İsmi küçük manevi şahsı ulu küçükayasofyamıza selam verip tekrar kalktık gelirkende dönerkende sahile inen yolda çok trafik vardı sultanahmedin bazı yerleride tırafiğe kapanmış herhalde bundan olacak .
Oğluşumda bizimle beraber gayet akıllı uslu gezdi tekrar meydana çıkarken artık ne zaman okyanusu görücem diye başladı konuşmaya,bizde şimdi oraya gidiyoruz çocuğum dedik insan seline önce bi takıldık ama büyük ayasofyanın önünden ara sokağa girdik valilik yanından kitapevine uğradık büyüteç aldım oğlum pepe kitabı gördü aldı eşim benle oğlum arasında koştururken 2. babaların babası ödülünü almak için olucak büyük çaba gösteryordu:)

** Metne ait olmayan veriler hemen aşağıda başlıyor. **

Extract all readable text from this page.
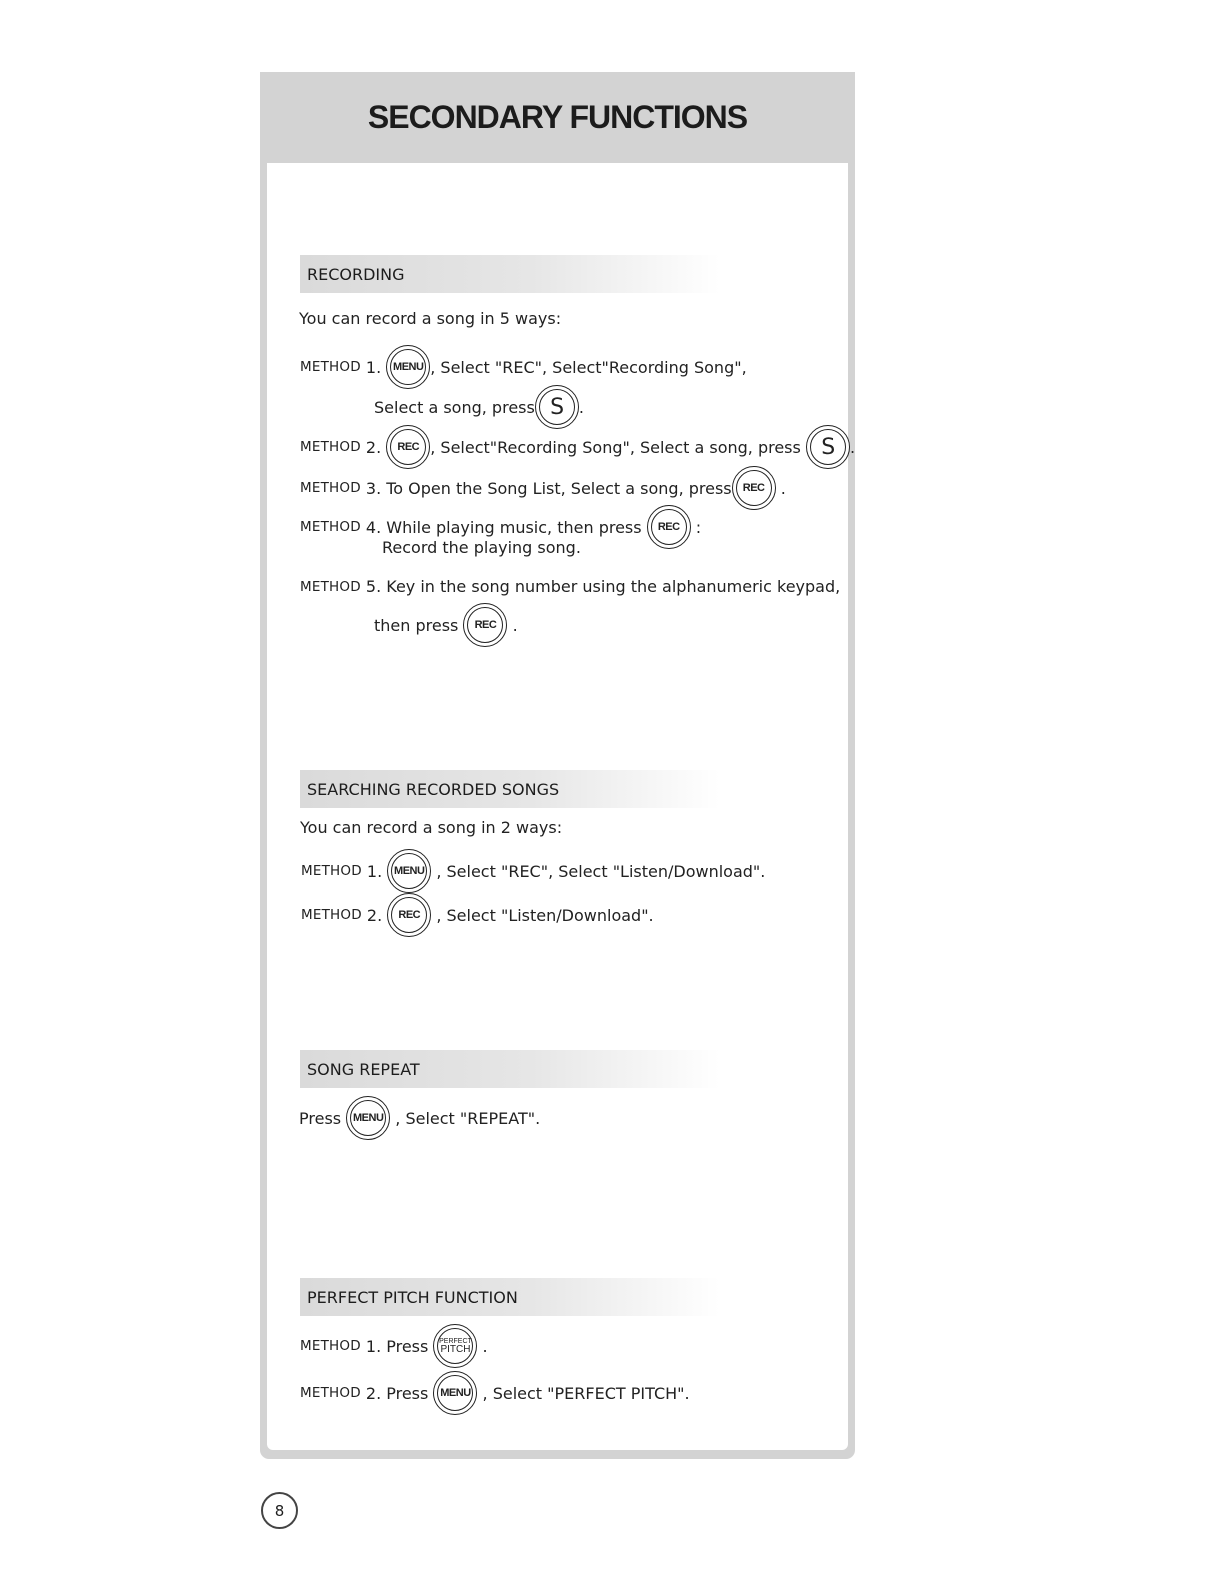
SECONDARY FUNCTIONS
RECORDING
You can record a song in 5 ways:
METHOD
1.
MENU , Select "REC", Select"Recording Song",
Select a song, press S .
METHOD
2.
REC , Select"Recording Song", Select a song, press
S .
METHOD
3. To Open the Song List, Select a song, press REC
.
METHOD
4. While playing music, then press
REC
:
Record the playing song.
METHOD
5. Key in the song number using the alphanumeric keypad,
then press
REC
.
SEARCHING RECORDED SONGS
You can record a song in 2 ways:
METHOD
1.
MENU
, Select "REC", Select "Listen/Download".
METHOD
2.
REC
, Select "Listen/Download".
SONG REPEAT
Press
MENU
, Select "REPEAT".
PERFECT PITCH FUNCTION
METHOD
1. Press
PERFECT
PITCH
.
METHOD
2. Press
MENU
, Select "PERFECT PITCH".
8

sirkeciye inerken alışıla gelmiş tabir ''kara göründüüüüüüü'' biz biraz alışıla gelmişin dışında olacağızki oğlum ''okyanus göründüüü'' dedi ,bişeyler yiyip iskelelere indik vapura binelim diye tutturmadı sağ ılsun balıkçıların sağında solunda merakla koşturdu denizi seyretti bir ara biriinin oltasına takıldı,ayakkabısı korkuluklardan aşağı düştü (o nasıl oldu ise) :))bir turist genç atladı kenardan biz şaşırma faslını henüz noktalayamamıştıkki ayakabımıza yeniden kavuştuk :)
çok geçmeden gülümüz abisinin zevkini baltalıyaraktan 3. molası için isyan bayrağını çekti tranvaya koştur gittik ve yine topkapıda 3. uzun molamızı verdik akşam ezanı ile ...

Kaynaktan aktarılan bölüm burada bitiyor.